Hidden from the roadside and encircled with trees, the churchyard is a picture of serenity and repose.
The church of St Oudoceus is reached through the grounds of The Old Rectory. It dates from the 13th century, and was remodelled in the late 14th by the Lord Marcher of Laugharne, Sir Guy de Bryan.
On a ledge by the chancel arch, you will see the oldest part of this church: a Latin and Ogham inscribed stone, thought to date to the 5th/6th century. Until the 19th century, the stone was used as threshold in the south door.
In the chancel is a 14th century effigy of St Margaret Marloes, found in the churchyard in 1838 broken into three pieces. Margaret was the niece of Sir Guy de Bryan, who restored the church in the 1300s.

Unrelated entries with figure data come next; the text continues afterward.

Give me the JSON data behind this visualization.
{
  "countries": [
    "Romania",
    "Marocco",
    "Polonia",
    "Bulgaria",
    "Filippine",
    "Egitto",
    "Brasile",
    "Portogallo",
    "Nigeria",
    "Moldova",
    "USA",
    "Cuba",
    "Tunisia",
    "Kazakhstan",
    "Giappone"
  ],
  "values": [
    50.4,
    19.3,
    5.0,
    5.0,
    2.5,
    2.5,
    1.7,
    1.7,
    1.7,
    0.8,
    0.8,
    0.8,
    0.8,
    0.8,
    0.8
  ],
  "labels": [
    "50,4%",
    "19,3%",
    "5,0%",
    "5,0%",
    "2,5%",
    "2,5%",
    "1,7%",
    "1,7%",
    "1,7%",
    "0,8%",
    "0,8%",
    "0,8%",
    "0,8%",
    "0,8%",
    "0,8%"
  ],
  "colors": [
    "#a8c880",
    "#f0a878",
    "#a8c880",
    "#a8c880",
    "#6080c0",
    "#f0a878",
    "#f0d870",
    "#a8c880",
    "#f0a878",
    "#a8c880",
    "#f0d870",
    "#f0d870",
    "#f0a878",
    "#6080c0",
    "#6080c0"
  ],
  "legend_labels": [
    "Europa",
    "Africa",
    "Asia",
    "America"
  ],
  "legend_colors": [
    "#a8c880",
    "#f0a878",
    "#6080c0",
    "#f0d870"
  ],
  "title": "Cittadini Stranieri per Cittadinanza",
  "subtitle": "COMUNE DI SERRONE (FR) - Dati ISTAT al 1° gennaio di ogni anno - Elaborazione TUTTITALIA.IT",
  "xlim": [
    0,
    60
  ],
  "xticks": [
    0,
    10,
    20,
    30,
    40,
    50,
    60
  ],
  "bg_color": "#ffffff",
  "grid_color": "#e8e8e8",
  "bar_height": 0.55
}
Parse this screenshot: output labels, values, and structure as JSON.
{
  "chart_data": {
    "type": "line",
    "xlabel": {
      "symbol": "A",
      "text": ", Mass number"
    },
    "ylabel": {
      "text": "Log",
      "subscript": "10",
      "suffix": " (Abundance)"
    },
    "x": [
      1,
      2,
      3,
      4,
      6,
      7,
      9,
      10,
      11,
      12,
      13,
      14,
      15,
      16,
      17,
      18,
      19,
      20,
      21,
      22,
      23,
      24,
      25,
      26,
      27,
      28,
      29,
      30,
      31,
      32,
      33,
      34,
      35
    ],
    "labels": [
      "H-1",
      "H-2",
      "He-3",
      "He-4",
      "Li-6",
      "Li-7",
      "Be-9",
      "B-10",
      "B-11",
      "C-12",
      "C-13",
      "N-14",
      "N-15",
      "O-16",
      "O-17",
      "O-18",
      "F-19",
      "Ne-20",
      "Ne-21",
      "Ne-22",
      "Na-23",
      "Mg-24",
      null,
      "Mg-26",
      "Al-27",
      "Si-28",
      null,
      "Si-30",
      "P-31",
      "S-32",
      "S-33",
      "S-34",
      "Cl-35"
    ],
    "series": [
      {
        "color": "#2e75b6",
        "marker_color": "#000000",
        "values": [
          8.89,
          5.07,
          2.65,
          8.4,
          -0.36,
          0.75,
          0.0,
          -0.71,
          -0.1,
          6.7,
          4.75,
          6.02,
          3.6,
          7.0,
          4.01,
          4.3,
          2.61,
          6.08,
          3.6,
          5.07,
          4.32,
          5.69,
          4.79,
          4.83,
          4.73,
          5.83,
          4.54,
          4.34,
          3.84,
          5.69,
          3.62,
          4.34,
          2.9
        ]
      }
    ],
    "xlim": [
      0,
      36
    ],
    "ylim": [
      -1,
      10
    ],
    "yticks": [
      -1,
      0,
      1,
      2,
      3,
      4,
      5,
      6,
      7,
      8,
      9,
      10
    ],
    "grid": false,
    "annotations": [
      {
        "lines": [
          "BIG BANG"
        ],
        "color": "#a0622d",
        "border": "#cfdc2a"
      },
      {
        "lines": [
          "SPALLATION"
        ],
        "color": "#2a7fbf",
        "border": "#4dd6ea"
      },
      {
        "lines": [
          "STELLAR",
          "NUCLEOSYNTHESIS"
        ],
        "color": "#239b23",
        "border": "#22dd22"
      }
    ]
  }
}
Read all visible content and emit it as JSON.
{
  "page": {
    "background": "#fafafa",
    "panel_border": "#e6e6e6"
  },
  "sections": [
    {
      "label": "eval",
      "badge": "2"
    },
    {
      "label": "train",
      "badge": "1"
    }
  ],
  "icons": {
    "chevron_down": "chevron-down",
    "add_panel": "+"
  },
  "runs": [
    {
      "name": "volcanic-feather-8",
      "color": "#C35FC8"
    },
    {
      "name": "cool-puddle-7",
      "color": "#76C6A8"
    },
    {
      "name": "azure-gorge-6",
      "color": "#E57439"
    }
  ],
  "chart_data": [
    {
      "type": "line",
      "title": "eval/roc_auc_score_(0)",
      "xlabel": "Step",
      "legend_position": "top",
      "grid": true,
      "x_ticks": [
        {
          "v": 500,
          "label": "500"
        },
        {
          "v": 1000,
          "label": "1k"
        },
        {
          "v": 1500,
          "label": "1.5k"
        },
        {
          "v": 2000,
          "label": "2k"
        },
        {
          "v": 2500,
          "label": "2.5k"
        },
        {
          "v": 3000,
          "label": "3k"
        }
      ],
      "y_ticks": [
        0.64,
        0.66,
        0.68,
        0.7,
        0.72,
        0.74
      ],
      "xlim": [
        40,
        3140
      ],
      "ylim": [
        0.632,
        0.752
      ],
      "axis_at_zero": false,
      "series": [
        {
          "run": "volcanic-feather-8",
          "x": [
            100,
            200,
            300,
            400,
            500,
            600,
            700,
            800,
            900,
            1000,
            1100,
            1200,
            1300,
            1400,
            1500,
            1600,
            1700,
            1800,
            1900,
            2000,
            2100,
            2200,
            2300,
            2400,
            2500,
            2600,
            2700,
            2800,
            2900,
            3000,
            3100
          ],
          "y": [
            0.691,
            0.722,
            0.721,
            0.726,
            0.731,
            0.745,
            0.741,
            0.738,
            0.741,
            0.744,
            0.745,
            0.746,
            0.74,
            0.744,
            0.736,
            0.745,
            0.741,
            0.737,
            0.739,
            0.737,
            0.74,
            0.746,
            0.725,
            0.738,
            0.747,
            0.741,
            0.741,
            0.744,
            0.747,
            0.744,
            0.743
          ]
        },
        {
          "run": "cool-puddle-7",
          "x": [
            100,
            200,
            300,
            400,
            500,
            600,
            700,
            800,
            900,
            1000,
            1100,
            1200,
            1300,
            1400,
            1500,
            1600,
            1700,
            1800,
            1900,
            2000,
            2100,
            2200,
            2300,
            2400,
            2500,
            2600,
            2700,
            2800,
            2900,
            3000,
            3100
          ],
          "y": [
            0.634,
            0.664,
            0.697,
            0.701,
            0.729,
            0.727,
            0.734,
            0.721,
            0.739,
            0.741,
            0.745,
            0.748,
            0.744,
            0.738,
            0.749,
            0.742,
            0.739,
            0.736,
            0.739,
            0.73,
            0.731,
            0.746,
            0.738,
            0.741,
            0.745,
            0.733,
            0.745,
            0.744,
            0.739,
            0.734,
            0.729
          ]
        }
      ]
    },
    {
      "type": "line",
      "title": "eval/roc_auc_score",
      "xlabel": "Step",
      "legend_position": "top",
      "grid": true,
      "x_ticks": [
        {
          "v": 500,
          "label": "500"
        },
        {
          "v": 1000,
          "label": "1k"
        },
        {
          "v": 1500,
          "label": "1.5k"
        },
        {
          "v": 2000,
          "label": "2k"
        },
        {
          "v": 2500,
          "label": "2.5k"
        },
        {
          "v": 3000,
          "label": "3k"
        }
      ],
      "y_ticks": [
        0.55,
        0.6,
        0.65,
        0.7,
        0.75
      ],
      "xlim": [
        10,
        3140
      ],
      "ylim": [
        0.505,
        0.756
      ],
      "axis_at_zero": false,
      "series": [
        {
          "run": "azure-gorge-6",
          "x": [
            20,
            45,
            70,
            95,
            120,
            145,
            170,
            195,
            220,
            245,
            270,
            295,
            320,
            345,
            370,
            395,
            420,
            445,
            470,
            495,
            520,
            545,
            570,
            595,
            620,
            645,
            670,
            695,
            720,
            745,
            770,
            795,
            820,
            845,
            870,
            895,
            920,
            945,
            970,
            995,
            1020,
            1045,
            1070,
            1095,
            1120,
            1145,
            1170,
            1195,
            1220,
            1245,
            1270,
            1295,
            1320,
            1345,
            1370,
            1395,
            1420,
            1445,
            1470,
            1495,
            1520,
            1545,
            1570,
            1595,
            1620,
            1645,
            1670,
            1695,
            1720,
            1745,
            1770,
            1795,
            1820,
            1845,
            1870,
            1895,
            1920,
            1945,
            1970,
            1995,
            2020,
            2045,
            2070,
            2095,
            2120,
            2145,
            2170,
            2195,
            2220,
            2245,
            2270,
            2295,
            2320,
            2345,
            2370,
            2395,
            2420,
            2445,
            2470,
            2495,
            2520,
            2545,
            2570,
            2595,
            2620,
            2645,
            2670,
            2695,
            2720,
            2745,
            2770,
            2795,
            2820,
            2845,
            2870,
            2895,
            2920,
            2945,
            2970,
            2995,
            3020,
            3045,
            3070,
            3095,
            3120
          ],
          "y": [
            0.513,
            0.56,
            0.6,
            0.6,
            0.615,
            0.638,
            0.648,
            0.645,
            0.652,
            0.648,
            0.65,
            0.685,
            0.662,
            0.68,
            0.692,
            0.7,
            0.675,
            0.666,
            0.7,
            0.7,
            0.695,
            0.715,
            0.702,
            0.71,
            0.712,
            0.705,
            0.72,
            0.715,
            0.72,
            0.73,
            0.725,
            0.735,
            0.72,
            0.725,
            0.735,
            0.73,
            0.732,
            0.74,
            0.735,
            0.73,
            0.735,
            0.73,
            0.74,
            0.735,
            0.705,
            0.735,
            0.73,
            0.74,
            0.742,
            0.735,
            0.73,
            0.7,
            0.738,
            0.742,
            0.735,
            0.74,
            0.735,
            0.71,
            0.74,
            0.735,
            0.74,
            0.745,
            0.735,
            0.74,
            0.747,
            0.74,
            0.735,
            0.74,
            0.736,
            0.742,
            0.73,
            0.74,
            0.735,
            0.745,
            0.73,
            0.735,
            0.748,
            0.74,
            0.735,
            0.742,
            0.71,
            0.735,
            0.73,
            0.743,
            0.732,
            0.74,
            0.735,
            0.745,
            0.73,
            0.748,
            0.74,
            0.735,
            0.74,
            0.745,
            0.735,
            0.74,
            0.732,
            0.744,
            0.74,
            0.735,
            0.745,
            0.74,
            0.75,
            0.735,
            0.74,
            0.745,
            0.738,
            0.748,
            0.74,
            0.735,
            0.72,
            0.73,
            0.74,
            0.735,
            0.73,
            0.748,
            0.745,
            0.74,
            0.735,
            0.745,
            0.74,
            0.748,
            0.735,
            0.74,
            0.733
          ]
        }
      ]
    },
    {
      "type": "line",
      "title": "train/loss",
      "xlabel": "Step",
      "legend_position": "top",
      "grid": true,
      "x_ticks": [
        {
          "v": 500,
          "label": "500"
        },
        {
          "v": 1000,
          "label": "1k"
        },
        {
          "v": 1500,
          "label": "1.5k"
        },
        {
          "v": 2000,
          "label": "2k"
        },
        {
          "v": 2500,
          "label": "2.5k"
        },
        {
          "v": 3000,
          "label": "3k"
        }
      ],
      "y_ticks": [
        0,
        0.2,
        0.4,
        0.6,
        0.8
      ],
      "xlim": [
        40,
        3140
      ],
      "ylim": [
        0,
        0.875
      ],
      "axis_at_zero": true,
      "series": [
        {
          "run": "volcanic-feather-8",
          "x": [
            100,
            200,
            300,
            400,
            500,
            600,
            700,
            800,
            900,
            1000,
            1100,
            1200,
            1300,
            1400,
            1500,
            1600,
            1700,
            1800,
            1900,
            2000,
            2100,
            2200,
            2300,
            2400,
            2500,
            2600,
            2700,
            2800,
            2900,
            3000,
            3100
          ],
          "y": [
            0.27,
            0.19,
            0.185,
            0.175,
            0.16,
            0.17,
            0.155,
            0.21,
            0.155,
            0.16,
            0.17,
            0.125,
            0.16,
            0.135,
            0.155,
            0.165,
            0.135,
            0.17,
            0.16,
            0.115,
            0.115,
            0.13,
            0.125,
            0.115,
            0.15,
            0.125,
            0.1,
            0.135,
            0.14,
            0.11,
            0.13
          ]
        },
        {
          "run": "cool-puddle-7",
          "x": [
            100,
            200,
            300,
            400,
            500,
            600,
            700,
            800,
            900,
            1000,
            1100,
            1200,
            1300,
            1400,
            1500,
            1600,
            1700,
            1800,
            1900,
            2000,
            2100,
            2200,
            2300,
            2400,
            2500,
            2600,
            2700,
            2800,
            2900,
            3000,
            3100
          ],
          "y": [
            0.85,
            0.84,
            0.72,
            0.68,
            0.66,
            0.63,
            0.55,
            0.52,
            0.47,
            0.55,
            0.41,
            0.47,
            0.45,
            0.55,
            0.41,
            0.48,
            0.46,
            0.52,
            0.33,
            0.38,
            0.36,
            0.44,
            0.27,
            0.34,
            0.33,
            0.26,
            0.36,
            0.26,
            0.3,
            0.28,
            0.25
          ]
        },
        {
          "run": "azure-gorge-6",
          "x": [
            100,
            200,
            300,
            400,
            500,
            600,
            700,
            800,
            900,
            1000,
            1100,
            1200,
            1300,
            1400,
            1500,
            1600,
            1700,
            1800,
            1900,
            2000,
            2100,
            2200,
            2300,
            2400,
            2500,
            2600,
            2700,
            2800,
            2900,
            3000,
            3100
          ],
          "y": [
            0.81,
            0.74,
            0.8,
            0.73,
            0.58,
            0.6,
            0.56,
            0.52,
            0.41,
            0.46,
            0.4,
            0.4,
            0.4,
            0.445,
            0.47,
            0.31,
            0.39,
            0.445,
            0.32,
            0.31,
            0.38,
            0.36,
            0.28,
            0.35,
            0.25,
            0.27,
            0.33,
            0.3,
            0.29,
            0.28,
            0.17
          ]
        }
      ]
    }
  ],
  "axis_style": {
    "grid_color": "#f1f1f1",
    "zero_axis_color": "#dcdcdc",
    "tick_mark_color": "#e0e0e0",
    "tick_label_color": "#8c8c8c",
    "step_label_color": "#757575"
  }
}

Tradition has it that Sir Guy rebuilt the church for his niece, and that she created a beguinage – a community of like-minded women who lived together without taking vows or withdrawing from the world.
Originally, the church was dedicated to St Oudoceus, but locally is also known as the church of St Margaret Marloes.
That the church survives at all is due to the efforts of Mrs Weinholt of Corse House in 1882. Newspapers report how the church “resembled a barn more than a House of God”. Mrs Weinholt held a hugely successful fundraising bazaar, which paid for the restoration, and a new oak altar carved by local stonemason, Owen Williams. The altar is decorated with vine-wrapped tracery, doves bearing olive branches, angels, Lily of the Valley, Rose of Sharon, passionflowers and more.
We took this church into our care in 2006.